How Fleetonomics helped provide clarity to Wellington Free Ambulance

Wellington Free Ambulance is the only emergency ambulance service in Wellington and the Wairarapa, and the only free ambulance service in New Zealand.

“..the most controllable variable to optimise the use of our existing critical assets...”

The challenge

To keep doing the great work it does, Wellington Free Ambulance (WFA) needed a 10-year fleet strategy across all service lines – emergency response, patient transfer services, search and rescue, events and general use vehicles.

Unfortunately, they had no way of deciphering how many vehicles they actually needed given changes in their workforce or what spare fleet capacity they needed to ensure a fully responsive operation. This meant asset acquisition decisions were being made without an asset disposal strategy resulting in a growing fleet.

Solution

Fleetonomics conducted a strategic fleet management review across their full fleet, including saloons, SUVs, utes, vans and of course, ambulances. For emergency response vehicles, the analysis was extended to a 24/7/365 profile to reflect the utilisation needs of those vehicles. 

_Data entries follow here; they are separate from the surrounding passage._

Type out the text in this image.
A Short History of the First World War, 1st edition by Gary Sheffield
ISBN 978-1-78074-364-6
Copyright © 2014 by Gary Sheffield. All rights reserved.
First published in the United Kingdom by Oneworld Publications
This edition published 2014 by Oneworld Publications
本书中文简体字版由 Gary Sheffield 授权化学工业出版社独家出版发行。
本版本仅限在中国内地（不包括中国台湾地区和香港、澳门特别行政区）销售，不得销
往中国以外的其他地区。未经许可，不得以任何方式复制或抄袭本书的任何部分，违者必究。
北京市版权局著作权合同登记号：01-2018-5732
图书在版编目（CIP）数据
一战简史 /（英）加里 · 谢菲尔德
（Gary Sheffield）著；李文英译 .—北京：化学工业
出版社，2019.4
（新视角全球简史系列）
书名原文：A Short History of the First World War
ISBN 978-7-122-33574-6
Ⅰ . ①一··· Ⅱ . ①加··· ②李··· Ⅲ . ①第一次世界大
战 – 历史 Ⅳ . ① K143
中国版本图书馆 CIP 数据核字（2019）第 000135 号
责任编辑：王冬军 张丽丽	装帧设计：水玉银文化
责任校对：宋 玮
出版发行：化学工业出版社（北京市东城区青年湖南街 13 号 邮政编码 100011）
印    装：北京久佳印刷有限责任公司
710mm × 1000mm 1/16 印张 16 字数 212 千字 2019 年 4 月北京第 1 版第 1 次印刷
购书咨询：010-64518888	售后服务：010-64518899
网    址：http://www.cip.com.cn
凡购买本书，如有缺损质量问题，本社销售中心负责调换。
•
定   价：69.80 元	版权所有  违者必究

Building in predictability

We provided ten recommendations to progress WFA to a more predictable fleet management state. Operational and supply chain efficiencies built a robust business plan and identified overcapacity in the fleet of 12%, representing a saving of $1.1m.

Getting vehicles back on the road sooner

Our analysis also identified an issue with the time it took to get vehicles back on the road after maintenance and provided a solution to improve vehicle uptime.

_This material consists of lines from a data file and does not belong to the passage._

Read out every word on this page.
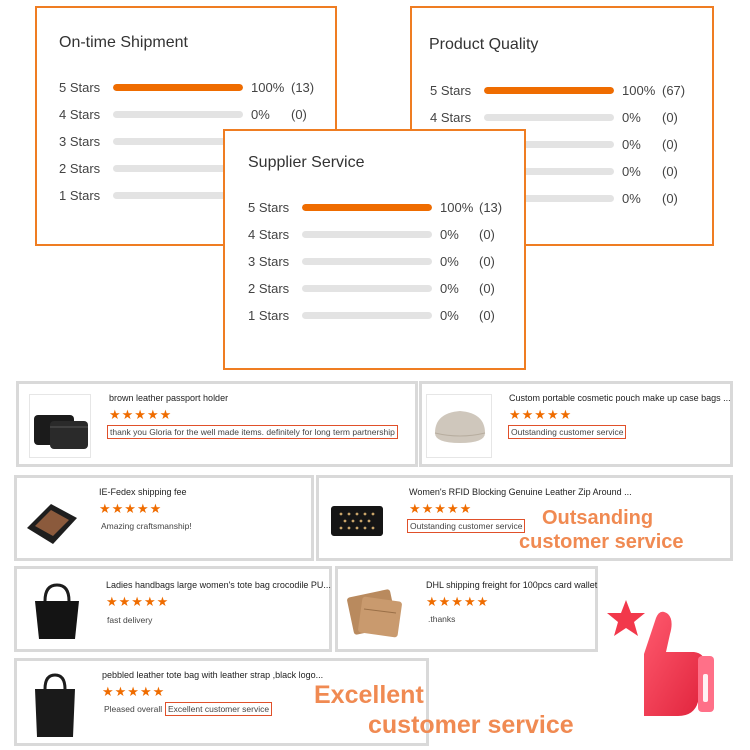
On-time Shipment
5 Stars	100% (13)
4 Stars	0% (0)
3 Stars
2 Stars
1 Stars
Product Quality
5 Stars	100% (67)
4 Stars	0% (0)
0% (0)
0% (0)
0% (0)
Supplier Service
5 Stars	100% (13)
4 Stars	0% (0)
3 Stars	0% (0)
2 Stars	0% (0)
1 Stars	0% (0)
brown leather passport holder
★★★★★
thank you Gloria for the well made items. definitely for long term partnership
Custom portable cosmetic pouch make up case bags ...
★★★★★
Outstanding customer service
IE-Fedex shipping fee
★★★★★
Amazing craftsmanship!
Women's RFID Blocking Genuine Leather Zip Around ...
★★★★★
Outstanding customer service
Ladies handbags large women's tote bag crocodile PU...
★★★★★
fast delivery
DHL shipping freight for 100pcs card wallet
★★★★★
.thanks
pebbled leather tote bag with leather strap ,black logo...
★★★★★
Pleased overall Excellent customer service
Outsanding
customer service
Excellent
customer service
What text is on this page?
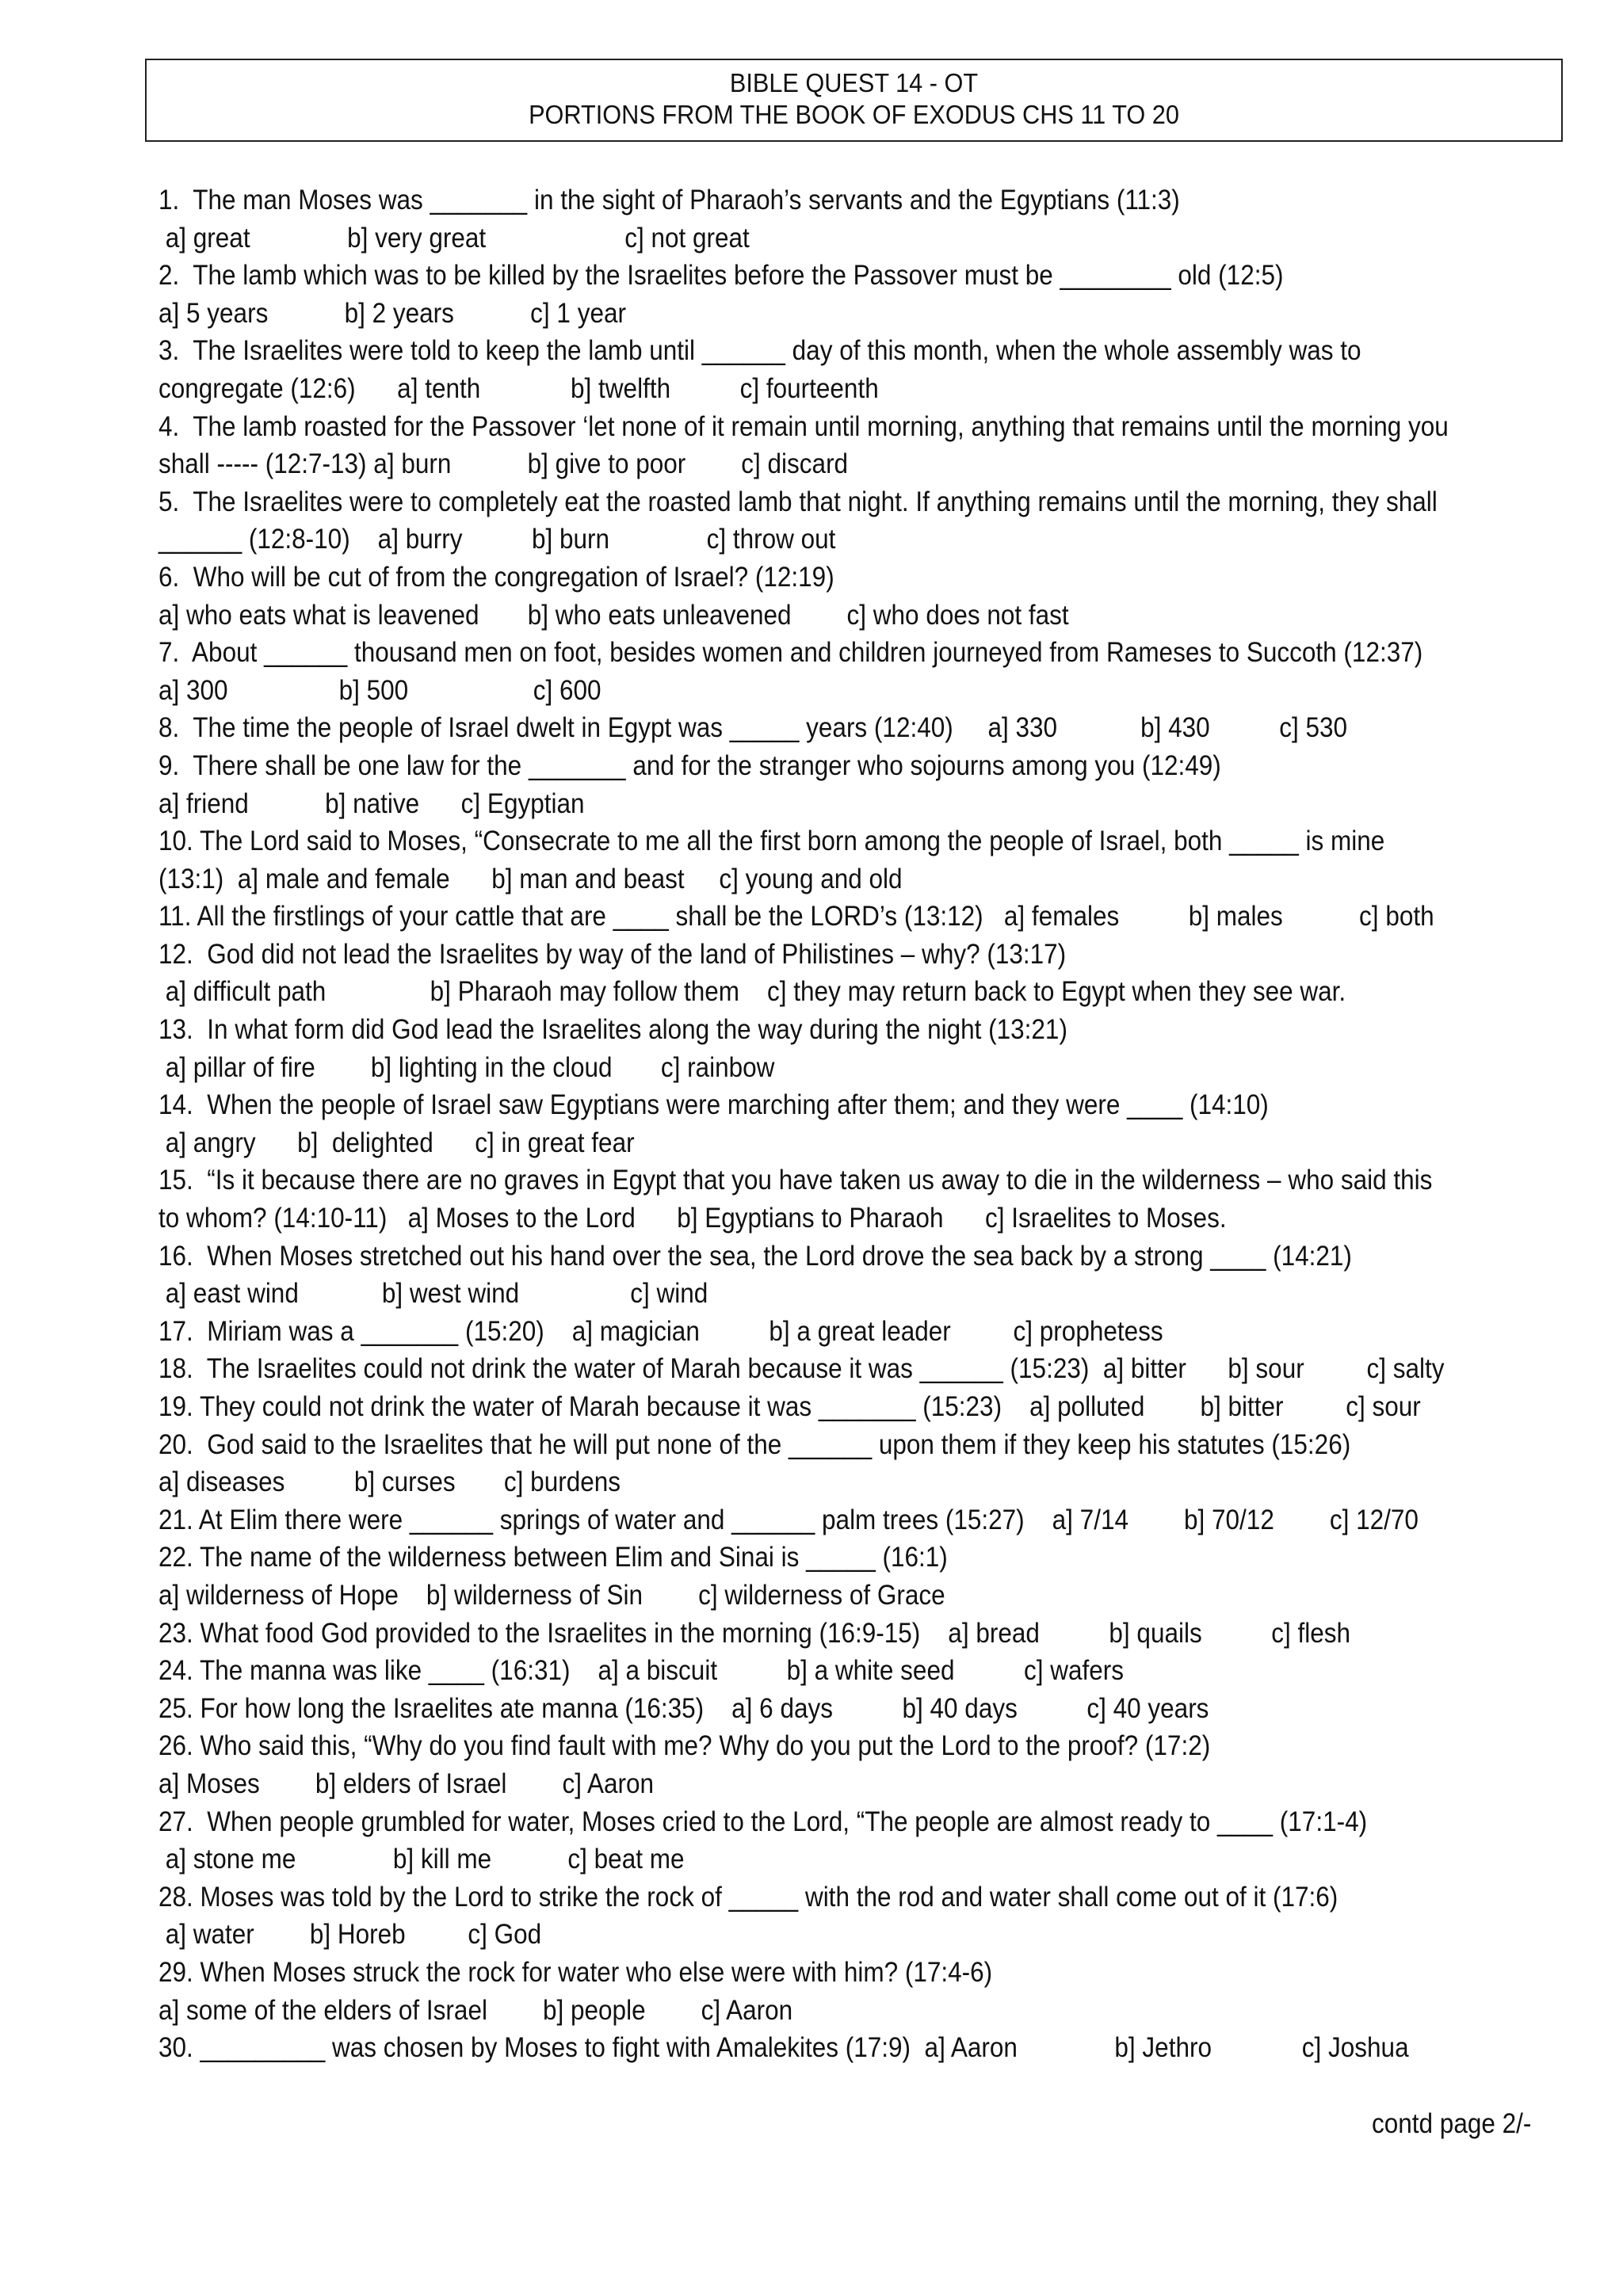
BIBLE QUEST 14 - OT
PORTIONS FROM THE BOOK OF EXODUS CHS 11 TO 20
1.  The man Moses was _______ in the sight of Pharaoh’s servants and the Egyptians (11:3)
a] great              b] very great                    c] not great
2.  The lamb which was to be killed by the Israelites before the Passover must be ________ old (12:5)
a] 5 years           b] 2 years           c] 1 year
3.  The Israelites were told to keep the lamb until ______ day of this month, when the whole assembly was to
congregate (12:6)      a] tenth             b] twelfth          c] fourteenth
4.  The lamb roasted for the Passover ‘let none of it remain until morning, anything that remains until the morning you
shall ----- (12:7-13) a] burn           b] give to poor        c] discard
5.  The Israelites were to completely eat the roasted lamb that night. If anything remains until the morning, they shall
______ (12:8-10)    a] burry          b] burn              c] throw out
6.  Who will be cut of from the congregation of Israel? (12:19)
a] who eats what is leavened       b] who eats unleavened        c] who does not fast
7.  About ______ thousand men on foot, besides women and children journeyed from Rameses to Succoth (12:37)
a] 300                b] 500                  c] 600
8.  The time the people of Israel dwelt in Egypt was _____ years (12:40)     a] 330            b] 430          c] 530
9.  There shall be one law for the _______ and for the stranger who sojourns among you (12:49)
a] friend           b] native      c] Egyptian
10. The Lord said to Moses, “Consecrate to me all the first born among the people of Israel, both _____ is mine
(13:1)  a] male and female      b] man and beast     c] young and old
11. All the firstlings of your cattle that are ____ shall be the LORD’s (13:12)   a] females          b] males           c] both
12.  God did not lead the Israelites by way of the land of Philistines – why? (13:17)
a] difficult path               b] Pharaoh may follow them    c] they may return back to Egypt when they see war.
13.  In what form did God lead the Israelites along the way during the night (13:21)
a] pillar of fire        b] lighting in the cloud       c] rainbow
14.  When the people of Israel saw Egyptians were marching after them; and they were ____ (14:10)
a] angry      b]  delighted      c] in great fear
15.  “Is it because there are no graves in Egypt that you have taken us away to die in the wilderness – who said this
to whom? (14:10-11)   a] Moses to the Lord      b] Egyptians to Pharaoh      c] Israelites to Moses.
16.  When Moses stretched out his hand over the sea, the Lord drove the sea back by a strong ____ (14:21)
a] east wind            b] west wind                c] wind
17.  Miriam was a _______ (15:20)    a] magician          b] a great leader         c] prophetess
18.  The Israelites could not drink the water of Marah because it was ______ (15:23)  a] bitter      b] sour         c] salty
19. They could not drink the water of Marah because it was _______ (15:23)    a] polluted        b] bitter         c] sour
20.  God said to the Israelites that he will put none of the ______ upon them if they keep his statutes (15:26)
a] diseases          b] curses       c] burdens
21. At Elim there were ______ springs of water and ______ palm trees (15:27)    a] 7/14        b] 70/12        c] 12/70
22. The name of the wilderness between Elim and Sinai is _____ (16:1)
a] wilderness of Hope    b] wilderness of Sin        c] wilderness of Grace
23. What food God provided to the Israelites in the morning (16:9-15)    a] bread          b] quails          c] flesh
24. The manna was like ____ (16:31)    a] a biscuit          b] a white seed          c] wafers
25. For how long the Israelites ate manna (16:35)    a] 6 days          b] 40 days          c] 40 years
26. Who said this, “Why do you find fault with me? Why do you put the Lord to the proof? (17:2)
a] Moses        b] elders of Israel        c] Aaron
27.  When people grumbled for water, Moses cried to the Lord, “The people are almost ready to ____ (17:1-4)
a] stone me              b] kill me           c] beat me
28. Moses was told by the Lord to strike the rock of _____ with the rod and water shall come out of it (17:6)
a] water        b] Horeb         c] God
29. When Moses struck the rock for water who else were with him? (17:4-6)
a] some of the elders of Israel        b] people        c] Aaron
30. _________ was chosen by Moses to fight with Amalekites (17:9)  a] Aaron              b] Jethro             c] Joshua
contd page 2/-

Wellington Free Ambulance’s Eric Tibbott, General Manager, Operations says:

“The GPS deep dive analysis enabled us to clearly understand how many vehicles were needed to run current operations, and to map this to our fluctuating resource levels and in doing so, develop the 10-year asset replacement strategy. In addition, we identified an opportunity to improve how quickly vehicles are returned to service after maintenance and this has enabled us to improve our workshop performance. Addressing this has been the most controllable variable to optimise the use of our existing critical assets.”